Pope makes a penitential pilgrimage to Canada

This week, Pope Francis travelled the length and breadth of Canada to apologise to the country’s Indigenous tribes for the decades of cruelty and cultural obliteration they endured at residential schools run by the Catholic Church.
School survivors had a range of feelings as a result of the pope’s penitential journey from Alberta to Quebec and a detour in far-north Nunavut before flying back to Rome on Saturday. The Holy Father’s apology for the “evil” of church employees and the “catastrophic effect” on the school system was well-received by some. Others claim that much more work has to be done to right historical wrongs and seek justice.

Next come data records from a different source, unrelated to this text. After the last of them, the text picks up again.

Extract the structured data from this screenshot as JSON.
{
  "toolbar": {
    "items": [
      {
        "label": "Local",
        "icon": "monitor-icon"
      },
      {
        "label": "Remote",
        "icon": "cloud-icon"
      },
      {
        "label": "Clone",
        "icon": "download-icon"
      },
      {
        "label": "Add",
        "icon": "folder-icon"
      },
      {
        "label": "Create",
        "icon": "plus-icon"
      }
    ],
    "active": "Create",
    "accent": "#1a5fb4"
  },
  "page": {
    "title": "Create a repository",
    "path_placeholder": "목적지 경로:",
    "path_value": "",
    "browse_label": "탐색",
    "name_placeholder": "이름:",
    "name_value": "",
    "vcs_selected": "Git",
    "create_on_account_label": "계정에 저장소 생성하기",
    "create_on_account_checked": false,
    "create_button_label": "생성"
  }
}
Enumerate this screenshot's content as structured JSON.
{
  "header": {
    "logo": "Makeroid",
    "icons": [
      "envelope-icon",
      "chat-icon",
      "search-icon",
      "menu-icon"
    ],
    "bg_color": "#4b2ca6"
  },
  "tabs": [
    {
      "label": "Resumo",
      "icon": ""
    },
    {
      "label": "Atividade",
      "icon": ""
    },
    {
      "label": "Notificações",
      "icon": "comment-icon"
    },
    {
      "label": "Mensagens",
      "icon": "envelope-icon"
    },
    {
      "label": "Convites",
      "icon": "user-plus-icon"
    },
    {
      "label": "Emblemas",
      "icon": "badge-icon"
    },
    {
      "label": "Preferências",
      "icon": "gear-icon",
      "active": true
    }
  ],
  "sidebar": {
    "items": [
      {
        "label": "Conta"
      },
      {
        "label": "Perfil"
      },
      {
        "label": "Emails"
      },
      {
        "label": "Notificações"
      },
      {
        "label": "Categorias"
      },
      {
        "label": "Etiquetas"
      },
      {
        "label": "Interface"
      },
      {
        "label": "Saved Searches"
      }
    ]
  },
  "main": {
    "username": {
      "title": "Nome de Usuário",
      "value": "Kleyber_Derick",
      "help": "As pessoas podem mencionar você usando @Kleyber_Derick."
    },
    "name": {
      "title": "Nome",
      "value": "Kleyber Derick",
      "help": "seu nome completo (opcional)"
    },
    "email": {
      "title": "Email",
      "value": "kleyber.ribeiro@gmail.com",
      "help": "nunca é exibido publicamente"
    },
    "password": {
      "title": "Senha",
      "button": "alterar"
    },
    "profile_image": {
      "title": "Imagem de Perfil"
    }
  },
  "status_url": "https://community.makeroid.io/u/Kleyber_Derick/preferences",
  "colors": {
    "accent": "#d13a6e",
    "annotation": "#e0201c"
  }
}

Pope Francis was even given a headdress by a First Nations chief, who temporarily put the respected accoutrement on the pope’s head to the delight of the gathering that had just heard him express his regret at the location of a former residential school. However, some Indigenous peoples thought Francis’ gesture was inconsistent with the wrongdoings in their country for which he expressed regret.
From the 19th century until the 1970s, more than 150,000 Native children in Canada were compelled to attend government-funded Christian schools. They were kept apart from their families and cultures to convert them to Christianity and assimilate them into what earlier Canadian administrations deemed to be a superior society. The abuse was pervasive.
The Canadian government made it clear this week that the pope’s apology fell short of what was necessary, and the First Nations chairman of the Truth and Reconciliation Commission of Canada urged Francis to accept full responsibility for the church’s involvement in the educational system.
On Thursday, demonstrators raised a banner at the alter just before the pope performed Mass, calling for the revocation of the papal decrees that support the so-called “Doctrine of Discovery.” The concept and other hypotheses served as justification for the colonial-era appropriation of Native American lands and serve as the foundation for some current property laws.